Only two works of Douglass's are known, Virginia's Ball and The Pilgrim: Grand Overture—only The Pilgrim has survived. He supposedly wrote numerous other works, based on Trotter's assertion that "He has also composed many fine pieces for orchestras and for piano." Trotter also reported that Douglass arranged and composed a "great deal of music" for guitar.

Works by other Black composers of this period have generally not survived. Like Douglass, Frederick Elliott Lewis (1846–18?) and Jacob J. Sawyer (1856–1885) only have a single surviving keyboard work, all published in Music and Some Highly Musical People. (Note: While the surviving keyboard works by Douglass (The Pilgrim: Grand Overture), Lewis (Scenes of Youth: Fantasia for Piano), and Sawyer (Welcome to the Era) are in Music and Some Highly Musical People, Sawyer has a multitude of other works that have survived, while Douglass and Lewis only have their respective keyboard work.)

===Virginia's Ball===
Virginia's Ball was an opera in 3 acts by John Thomas Douglass. It was premiered in 1868 at the Stuyvesant Institute on Broadway and is only known to have been performed once; it is now lost. It is generally considered to be the first opera by a Black composer. However, Southern notes that Harry Lawrence Freeman may be considered the first significant Black composer of opera, as he wrote 14 and had five performed from 1893 to 1947 during his lifetime. (Note: Louisa Melvin Delos Mars was the first Black female composer to write an opera and have it performed. This occurred with her operetta Leoni, the Gypsy Queen, premiered in Providence, Rhode Island in 1889.) (Note: Throughout the 20th century, Freeman was thought to be the first Black composer to write an opera, until Southern's The Music of Black Americans: A History (1971) revealed Douglass's contribution.)

Musicologists Mellonee V. Burnim and Portia K. Maultsby note that in the late 19th-century African Americans were working to associate themselves with the "lavish forms of entertainment" in the vein of noted opera composers such as Wolfgang Amadeus Mozart, Gioachino Rossini and Giuseppe Verdi.

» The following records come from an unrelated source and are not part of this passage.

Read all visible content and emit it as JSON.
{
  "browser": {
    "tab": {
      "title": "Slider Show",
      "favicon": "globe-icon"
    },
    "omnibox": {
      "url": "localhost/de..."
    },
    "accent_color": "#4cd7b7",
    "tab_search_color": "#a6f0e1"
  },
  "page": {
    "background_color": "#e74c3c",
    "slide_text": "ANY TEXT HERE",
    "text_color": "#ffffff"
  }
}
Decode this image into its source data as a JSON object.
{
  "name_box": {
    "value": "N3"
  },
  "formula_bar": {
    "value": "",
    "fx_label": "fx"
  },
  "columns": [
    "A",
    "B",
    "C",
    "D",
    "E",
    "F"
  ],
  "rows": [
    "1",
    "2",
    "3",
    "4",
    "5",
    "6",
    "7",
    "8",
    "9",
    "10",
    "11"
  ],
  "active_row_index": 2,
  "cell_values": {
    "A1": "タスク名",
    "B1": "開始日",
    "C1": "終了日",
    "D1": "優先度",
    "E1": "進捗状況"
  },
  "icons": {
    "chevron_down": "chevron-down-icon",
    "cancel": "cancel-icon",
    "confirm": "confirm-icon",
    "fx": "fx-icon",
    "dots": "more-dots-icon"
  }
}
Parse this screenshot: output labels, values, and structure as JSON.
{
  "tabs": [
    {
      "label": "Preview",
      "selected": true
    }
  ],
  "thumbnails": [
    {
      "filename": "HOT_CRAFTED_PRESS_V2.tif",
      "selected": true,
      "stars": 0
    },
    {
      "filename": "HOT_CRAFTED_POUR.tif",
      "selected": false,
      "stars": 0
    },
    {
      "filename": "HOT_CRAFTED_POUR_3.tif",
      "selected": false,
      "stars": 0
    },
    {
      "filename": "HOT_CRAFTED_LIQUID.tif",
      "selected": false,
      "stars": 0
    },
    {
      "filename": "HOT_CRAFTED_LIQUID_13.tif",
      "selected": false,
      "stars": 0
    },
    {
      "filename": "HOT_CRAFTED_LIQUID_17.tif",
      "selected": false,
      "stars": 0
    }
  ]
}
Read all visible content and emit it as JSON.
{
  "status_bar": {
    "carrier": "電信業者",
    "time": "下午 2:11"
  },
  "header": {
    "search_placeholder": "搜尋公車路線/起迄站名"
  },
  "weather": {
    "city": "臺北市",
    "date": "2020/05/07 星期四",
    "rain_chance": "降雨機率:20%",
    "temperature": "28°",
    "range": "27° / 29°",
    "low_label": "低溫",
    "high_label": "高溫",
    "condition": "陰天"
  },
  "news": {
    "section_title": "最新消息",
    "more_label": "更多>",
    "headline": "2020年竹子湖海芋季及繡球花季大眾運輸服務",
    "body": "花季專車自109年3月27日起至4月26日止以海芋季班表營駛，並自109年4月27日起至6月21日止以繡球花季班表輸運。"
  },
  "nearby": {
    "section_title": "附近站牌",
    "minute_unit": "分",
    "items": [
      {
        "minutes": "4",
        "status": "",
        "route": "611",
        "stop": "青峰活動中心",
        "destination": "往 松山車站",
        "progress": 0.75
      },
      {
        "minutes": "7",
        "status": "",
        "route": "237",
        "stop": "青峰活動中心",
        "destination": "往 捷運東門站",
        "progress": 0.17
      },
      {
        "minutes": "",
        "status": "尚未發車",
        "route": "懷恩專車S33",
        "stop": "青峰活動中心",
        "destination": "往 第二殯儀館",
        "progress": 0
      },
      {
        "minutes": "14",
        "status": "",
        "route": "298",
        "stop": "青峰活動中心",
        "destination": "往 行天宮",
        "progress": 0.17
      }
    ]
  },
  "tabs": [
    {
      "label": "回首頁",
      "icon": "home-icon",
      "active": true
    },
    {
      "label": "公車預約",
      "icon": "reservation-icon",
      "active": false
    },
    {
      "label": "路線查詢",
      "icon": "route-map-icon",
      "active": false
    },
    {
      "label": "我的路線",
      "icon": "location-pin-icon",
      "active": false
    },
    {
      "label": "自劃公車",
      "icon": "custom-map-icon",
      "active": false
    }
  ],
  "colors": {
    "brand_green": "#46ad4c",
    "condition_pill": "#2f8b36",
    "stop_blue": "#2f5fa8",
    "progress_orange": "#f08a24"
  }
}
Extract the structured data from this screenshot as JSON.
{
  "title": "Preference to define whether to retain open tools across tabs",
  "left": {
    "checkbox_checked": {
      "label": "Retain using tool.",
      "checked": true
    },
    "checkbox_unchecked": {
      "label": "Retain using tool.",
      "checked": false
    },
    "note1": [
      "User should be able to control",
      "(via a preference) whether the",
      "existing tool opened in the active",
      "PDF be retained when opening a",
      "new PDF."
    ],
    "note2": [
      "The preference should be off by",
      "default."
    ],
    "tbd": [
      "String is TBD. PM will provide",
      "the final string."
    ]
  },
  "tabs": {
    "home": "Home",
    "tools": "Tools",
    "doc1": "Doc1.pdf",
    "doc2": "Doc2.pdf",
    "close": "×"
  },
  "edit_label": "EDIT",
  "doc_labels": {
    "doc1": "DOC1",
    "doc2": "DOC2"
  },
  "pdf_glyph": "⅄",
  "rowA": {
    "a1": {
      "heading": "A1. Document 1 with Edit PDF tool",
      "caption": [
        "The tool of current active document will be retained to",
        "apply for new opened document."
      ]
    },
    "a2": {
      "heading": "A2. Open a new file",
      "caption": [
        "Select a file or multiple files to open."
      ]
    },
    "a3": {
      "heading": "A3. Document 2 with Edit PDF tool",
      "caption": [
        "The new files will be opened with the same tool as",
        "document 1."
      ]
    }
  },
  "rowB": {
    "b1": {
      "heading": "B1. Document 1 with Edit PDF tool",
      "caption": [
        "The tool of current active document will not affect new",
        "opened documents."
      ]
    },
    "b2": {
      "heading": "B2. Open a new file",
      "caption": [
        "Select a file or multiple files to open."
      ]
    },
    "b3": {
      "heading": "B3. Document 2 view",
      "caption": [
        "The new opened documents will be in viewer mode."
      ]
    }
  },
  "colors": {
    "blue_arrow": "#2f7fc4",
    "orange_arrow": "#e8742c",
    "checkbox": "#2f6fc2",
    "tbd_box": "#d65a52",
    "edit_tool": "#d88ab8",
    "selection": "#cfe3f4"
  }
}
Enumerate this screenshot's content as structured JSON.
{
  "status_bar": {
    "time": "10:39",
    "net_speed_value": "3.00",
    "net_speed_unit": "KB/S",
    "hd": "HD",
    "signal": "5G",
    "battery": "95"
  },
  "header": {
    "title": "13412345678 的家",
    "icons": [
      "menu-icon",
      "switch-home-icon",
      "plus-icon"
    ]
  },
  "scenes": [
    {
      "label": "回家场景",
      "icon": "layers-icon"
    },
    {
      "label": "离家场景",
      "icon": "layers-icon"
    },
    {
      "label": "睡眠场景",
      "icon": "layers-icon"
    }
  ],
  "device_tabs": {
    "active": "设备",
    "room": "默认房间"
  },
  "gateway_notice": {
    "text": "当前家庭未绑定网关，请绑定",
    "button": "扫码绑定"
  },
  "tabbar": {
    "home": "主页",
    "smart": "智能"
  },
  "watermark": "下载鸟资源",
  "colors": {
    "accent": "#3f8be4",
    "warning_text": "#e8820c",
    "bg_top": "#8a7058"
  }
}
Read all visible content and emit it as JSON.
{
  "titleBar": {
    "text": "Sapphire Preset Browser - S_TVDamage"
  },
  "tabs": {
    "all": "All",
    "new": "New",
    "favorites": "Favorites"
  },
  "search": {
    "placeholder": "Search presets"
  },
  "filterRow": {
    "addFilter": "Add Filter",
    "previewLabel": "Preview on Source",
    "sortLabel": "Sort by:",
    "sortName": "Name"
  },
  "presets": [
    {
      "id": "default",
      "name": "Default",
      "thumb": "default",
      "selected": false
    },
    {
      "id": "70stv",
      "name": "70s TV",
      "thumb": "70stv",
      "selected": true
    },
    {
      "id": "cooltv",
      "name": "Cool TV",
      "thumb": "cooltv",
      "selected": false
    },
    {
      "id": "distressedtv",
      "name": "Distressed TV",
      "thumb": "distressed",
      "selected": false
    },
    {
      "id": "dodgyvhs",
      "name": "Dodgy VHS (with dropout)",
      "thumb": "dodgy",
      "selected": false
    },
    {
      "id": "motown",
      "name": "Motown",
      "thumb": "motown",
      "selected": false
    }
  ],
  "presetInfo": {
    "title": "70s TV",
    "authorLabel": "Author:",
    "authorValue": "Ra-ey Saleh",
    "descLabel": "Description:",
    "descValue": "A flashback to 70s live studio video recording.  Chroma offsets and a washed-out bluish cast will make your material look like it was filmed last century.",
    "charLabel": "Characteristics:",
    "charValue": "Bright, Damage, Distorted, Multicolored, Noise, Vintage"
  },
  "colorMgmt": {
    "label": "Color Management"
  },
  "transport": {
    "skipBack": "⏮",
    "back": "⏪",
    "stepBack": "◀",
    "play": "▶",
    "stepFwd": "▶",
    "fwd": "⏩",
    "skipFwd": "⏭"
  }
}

The profit from works like Virginia's Ball was likely minuscule.

===The Pilgrim===
Douglass's The Pilgrim: Grand Overture for piano was published by the Lee & Shepard firm in 1878 for Trotter's study. According to Trotter, Douglass wrote the piece in his twenties (1867–1876). The piece is 173 bars, in the key of E minor and marked Andante initially, but has many tempo changes throughout: Andante, Allegro Vivace, Adagio, Allegro, Lento and Allegro. The regular use of scales, tremolos and embellishments evokes the sense of a piano transcription from an orchestral score.